Show all numbers of the form:
5·(2^n)
can be written as the sum of two squares
for all natural numbers n
2 Answers
- ?Lv 63 years agoFavorite Answer
When n = 2k (k = 0,1,2, ...)
5*(2^n)
= 5*[2^(2k)]
= (1+4)*[2^(2k)]
= 2^(2k) + 2^(2k+2)
= (2^k)^2 + [2^(k+1)]^2 : The sum of two squares
When n = 2k+1 (k = 0,1,2, ...)
5*(2^n)
= 5*[2^(2k+1)]
= 10*[2^(2k)]
= (1+9)*[2^(2k)]
= 2^(2k) + (3^2)*[2^(2k)]
= (2^k)^2 + [3*(2^k)]^2 : The sum of two squares
- ?Lv 73 years ago
n = 0, 5 = 1² + 2²
n = 1, 10 = 1² + 3² = 1² + (2+1)²
n = 2, 20 = 2² + 4² = (2*1)² + (2*2)² (terms twice those of n = 0 for 4 times that result)

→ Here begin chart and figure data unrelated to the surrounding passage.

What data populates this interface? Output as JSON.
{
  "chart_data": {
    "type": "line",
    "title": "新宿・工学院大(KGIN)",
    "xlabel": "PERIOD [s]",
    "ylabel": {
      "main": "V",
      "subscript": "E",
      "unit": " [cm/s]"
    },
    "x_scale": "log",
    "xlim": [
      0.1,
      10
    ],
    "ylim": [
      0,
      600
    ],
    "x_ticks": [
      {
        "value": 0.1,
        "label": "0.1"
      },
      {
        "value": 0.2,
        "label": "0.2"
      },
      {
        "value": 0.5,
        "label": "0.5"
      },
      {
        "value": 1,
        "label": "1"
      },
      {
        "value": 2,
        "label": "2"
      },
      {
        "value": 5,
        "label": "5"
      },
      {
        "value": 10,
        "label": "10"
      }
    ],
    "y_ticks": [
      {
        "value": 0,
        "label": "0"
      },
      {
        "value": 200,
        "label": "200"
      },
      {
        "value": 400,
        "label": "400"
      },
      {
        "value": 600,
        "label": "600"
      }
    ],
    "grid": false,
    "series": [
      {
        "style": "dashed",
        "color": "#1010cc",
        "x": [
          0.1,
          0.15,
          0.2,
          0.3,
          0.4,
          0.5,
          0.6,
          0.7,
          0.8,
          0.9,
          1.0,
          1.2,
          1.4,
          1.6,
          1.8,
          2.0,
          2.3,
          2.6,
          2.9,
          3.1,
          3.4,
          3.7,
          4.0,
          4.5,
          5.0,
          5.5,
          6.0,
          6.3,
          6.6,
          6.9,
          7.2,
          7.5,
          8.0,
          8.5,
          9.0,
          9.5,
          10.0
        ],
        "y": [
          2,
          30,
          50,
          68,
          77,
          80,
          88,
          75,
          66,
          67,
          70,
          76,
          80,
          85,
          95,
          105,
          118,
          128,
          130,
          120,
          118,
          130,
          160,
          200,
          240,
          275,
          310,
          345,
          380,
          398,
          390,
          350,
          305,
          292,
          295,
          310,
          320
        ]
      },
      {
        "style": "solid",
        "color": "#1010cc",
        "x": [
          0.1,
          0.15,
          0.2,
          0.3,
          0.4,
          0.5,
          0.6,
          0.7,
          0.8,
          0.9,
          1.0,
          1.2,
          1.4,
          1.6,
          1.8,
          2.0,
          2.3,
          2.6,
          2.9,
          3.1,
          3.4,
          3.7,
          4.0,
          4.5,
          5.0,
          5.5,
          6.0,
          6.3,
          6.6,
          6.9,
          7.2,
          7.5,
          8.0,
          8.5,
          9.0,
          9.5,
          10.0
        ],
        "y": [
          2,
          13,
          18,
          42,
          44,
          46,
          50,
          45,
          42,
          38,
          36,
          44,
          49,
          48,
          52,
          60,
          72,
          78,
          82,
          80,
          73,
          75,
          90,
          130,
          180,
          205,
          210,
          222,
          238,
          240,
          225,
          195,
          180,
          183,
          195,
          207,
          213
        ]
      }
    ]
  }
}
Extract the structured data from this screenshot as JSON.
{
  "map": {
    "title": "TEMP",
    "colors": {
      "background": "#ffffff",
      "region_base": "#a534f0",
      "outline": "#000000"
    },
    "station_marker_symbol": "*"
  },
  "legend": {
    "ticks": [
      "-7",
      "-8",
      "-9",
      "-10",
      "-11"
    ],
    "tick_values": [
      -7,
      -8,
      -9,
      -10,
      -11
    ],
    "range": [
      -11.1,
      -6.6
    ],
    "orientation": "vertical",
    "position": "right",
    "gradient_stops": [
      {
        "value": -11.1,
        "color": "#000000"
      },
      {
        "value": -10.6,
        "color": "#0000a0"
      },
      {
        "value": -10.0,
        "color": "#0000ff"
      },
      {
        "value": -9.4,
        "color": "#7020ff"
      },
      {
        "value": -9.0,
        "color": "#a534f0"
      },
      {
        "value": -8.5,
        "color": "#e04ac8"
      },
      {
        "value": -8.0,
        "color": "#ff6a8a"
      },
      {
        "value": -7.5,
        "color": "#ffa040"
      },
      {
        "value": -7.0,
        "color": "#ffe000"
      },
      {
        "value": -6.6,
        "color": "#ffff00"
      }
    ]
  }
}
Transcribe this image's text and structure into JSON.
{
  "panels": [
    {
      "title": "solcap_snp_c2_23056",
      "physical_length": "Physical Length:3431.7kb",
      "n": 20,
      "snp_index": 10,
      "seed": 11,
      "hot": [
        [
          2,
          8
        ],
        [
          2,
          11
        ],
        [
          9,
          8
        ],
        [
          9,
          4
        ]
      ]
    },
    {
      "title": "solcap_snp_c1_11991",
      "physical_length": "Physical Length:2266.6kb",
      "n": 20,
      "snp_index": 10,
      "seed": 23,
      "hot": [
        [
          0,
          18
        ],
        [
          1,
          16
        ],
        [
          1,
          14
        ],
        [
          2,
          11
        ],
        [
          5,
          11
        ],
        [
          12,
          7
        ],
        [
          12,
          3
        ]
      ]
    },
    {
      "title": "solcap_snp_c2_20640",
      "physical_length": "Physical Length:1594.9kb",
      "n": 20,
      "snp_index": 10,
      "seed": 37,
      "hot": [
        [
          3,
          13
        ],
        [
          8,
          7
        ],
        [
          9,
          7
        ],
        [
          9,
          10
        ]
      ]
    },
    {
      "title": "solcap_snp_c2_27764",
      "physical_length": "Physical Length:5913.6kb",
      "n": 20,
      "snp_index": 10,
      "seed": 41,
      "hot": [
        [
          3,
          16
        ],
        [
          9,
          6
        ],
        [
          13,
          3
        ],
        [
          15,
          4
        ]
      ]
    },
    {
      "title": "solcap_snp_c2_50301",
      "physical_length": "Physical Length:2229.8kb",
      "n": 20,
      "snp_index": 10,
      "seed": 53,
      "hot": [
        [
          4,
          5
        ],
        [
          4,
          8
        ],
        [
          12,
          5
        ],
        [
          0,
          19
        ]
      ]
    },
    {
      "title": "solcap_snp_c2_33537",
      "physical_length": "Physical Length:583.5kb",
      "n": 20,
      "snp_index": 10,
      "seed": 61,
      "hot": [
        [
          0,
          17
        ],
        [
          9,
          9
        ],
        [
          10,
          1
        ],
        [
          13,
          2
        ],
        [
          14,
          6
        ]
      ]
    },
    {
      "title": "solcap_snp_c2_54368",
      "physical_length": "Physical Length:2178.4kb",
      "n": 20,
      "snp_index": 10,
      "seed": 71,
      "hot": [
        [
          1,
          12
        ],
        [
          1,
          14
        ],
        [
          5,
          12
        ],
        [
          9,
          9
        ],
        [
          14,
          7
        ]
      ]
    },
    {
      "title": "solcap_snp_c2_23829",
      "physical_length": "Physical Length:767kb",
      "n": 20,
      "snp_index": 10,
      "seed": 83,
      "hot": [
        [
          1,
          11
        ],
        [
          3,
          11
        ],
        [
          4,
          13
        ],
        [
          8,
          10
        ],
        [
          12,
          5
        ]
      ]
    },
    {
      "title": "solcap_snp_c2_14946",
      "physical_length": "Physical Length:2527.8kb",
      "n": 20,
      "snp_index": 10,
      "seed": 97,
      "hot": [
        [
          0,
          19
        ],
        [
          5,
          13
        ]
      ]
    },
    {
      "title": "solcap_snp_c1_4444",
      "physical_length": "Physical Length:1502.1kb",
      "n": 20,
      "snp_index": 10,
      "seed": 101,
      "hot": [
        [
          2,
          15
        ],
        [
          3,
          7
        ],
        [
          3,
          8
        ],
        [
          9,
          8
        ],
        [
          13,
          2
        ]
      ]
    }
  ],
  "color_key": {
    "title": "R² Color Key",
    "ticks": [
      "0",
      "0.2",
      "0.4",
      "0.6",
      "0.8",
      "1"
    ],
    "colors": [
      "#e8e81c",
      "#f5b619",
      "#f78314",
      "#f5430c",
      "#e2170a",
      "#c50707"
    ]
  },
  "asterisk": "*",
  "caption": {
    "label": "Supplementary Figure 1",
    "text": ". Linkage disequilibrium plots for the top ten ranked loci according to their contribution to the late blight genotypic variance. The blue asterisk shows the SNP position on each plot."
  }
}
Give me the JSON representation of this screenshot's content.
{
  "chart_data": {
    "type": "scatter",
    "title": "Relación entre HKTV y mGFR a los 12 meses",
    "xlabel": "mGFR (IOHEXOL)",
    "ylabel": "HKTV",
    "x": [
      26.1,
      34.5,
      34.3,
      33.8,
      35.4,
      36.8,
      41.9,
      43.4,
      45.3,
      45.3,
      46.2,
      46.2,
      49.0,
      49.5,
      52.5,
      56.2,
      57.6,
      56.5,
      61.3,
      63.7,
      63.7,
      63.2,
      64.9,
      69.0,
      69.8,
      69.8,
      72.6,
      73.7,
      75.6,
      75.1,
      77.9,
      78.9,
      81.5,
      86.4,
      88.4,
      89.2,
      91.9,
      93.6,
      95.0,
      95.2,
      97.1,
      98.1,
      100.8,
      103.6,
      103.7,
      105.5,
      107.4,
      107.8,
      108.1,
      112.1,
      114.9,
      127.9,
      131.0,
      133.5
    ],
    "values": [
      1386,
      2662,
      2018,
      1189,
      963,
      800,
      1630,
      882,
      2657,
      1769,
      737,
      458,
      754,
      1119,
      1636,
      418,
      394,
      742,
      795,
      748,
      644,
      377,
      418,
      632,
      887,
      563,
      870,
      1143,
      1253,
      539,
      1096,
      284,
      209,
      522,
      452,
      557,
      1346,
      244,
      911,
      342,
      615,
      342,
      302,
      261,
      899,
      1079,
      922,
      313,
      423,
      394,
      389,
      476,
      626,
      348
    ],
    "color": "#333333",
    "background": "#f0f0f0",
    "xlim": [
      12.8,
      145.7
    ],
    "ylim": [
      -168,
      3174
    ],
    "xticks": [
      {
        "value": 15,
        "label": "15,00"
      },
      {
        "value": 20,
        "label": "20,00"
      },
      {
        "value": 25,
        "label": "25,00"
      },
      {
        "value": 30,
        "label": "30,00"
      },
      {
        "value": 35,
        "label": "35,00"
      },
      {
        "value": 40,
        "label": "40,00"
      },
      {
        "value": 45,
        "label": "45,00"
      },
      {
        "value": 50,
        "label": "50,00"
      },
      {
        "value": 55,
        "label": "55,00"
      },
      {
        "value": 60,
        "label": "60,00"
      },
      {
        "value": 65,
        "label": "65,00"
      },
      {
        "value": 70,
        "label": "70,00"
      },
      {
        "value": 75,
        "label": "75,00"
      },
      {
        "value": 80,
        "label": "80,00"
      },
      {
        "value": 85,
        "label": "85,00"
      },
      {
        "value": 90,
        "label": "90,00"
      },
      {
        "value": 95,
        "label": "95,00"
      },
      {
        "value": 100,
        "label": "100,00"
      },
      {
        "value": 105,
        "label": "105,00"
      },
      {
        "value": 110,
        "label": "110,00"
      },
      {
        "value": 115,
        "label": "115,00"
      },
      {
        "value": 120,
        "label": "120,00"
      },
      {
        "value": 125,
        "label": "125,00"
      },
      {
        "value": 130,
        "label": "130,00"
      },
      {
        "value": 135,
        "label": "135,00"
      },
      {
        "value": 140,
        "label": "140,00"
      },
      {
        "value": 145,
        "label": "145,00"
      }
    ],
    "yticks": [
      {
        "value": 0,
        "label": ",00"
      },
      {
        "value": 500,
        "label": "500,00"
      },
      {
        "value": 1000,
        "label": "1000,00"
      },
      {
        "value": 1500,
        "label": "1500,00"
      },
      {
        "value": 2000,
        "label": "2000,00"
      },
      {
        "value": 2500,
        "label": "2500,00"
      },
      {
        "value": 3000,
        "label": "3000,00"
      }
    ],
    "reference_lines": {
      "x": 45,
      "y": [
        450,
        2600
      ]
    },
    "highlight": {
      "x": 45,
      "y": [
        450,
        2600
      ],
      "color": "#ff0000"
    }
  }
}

n = 3, 40 = 2² + 6² = (2*1)² + (2*3)² (terms twice those of n = 1 for 4 times that result)
n = 4, 80 = 4² + 8² = (2*2)² + (2*4)² (terms twice those of n = 2 for 4 times that result)
n = 5, 160 = 4² + 12² = (2*2)² + (2*6)² (terms twice those of n = 3 for 4 times that result)
etc.
5(2^n) = ( 2^(⌊n/2⌋) )² + ( (2^(⌊n/2⌋))(2 + mod(n,2)) )², which is the sum of two squares.